I was freezing, but without body fat, ability to move and the temperature regulation center in his brain, our son was our singular focus to keep him warm. Our neighbors offered a room in their house and we toyed with the idea of moving him and a large amount of stuff over there, just to be warm. Alas, they had no water and their power subsequently went out as well. We thought about trying to find another place to be, where there was power, but the roads were not passable. The following day, learning that the power was not returning, the roads slightly improved, we thought about it again. The temperature in the house was below 40 during the day and I feared hypothermia. We gathered his food, his meds, his toileting items, his foams for sleeping and a bowel program and thought about risking it. What if we forgot some thing and could not return? What if pipes busted where we went? What if our own pipes burst while we were gone? Looking over the 2 pages of supplies written on loose-leaf paper, we decided to stay. Too many unknowns for a 50/50 shot at success. 

 Once that decision was made, although some doubt persisted, we sunk in to what we always do, put one foot in front of the other. We had the environment that housed our usual rhythm, flashlights, a borrowed sleeping bag and all of the supplies used in any day. The house was cold enough that we lost nothing from the fridge, we kept the pipes dripping and had a gas stove to light. Our radius was about 400 square feet and we maximized its utility. In a sense, we were lucky because our son eats pureed food from a spoon and drinks from a syringe. He does not require deep suction, just a bulb syringe and CPT. He does not have a tracheostomy. 

For our son, lack of heat is life threatening. My toes and fingertips were numb, layer upon layer, there was no getting warm. His daily needs did not let up due to a power outage. He still needed to be moved hourly, was incontinent, had a bowel program, needed changing and 6 small feeds. He still had no way to understand what was happening and for someone whose preferable ambient temperature is about 70 degrees, adjusting to 34 was an all-out effort on all of our parts. He stayed wrapped in a sleeping bag, during the day, warm but unwieldy to transfer and feed. Five blankets at night with my husband, only after the fact, admitting to his fears of smothering. No nightly warm bath; the first time he has missed one of those unless he was in a hospital. 

Days and nights blended together and the only redeeming thought was that sooner or later the power would return.
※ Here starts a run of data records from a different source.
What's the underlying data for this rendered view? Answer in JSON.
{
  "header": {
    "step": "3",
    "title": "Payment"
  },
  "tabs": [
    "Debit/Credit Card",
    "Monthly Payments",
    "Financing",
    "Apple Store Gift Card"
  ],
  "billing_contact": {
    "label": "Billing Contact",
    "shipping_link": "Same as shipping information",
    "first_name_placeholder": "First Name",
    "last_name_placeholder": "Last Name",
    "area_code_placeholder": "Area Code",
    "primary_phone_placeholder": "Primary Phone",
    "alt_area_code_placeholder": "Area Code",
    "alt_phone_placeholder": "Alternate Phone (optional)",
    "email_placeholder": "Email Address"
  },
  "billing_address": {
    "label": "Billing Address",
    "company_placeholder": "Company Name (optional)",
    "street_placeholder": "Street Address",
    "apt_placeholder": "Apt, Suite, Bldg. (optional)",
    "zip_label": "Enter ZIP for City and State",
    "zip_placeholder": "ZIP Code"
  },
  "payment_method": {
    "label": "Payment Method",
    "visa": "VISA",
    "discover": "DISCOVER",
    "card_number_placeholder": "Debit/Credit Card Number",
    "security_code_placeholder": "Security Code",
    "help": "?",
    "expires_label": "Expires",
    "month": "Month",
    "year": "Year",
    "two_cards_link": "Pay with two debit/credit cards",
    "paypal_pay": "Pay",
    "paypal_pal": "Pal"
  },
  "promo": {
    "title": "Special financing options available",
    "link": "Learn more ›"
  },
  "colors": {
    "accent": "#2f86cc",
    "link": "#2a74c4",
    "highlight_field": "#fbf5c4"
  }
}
As each day and night passed and our fatigue grew. We knew for certain that our utilities would eventually be restored, hopeful that no pipes would burst in the meantime, we let time lose its grip. In this space, the capacity for gratitude became an essential tool for sanity. When this was over, we would return to our normal place on the edge. The place we have acclimated to. I could also see and feel the suffering of all who would not even have this comfort. Those in war-torn countries, refugee camps, homeless, under-housed, crowded beyond capacity; we were indeed the lucky ones. In our own city and state, people would die cold, alone and in the dark. Family and neighbors would feel helpless and police and firefighters in positions of deep sadness, I suspect. 

I hope that something like this does not happen again, but I doubt that is a given. If it is not a winter storm and power failure, it will be something else. There are many, many people living on the edge. It is not just that we don’t see them, it is that because of that, we don’t adequately address their needs during these circumstances. Just something simple like someone asking why we did not have a generator, as if that would have mitigated the situation, was almost hurtful. 

The thing about the edge is that it is not a fixed place. More like the rings of a planet. The only view you have is the one that you see. To steal the phrase, a view point is just a view from a point, is most apt. With all of our technology and inordinate wealth of all kinds of resources, we need to remember that the rings are part of the planet.

1 comment:

AV said...

This was a very powerful and incredible story. Thank you for sharing. As a fellow Canadian, we only heard the high level news updates of the Texas winter storm but individual stories like this remind us of just how harrowing the effects of it were on the communities.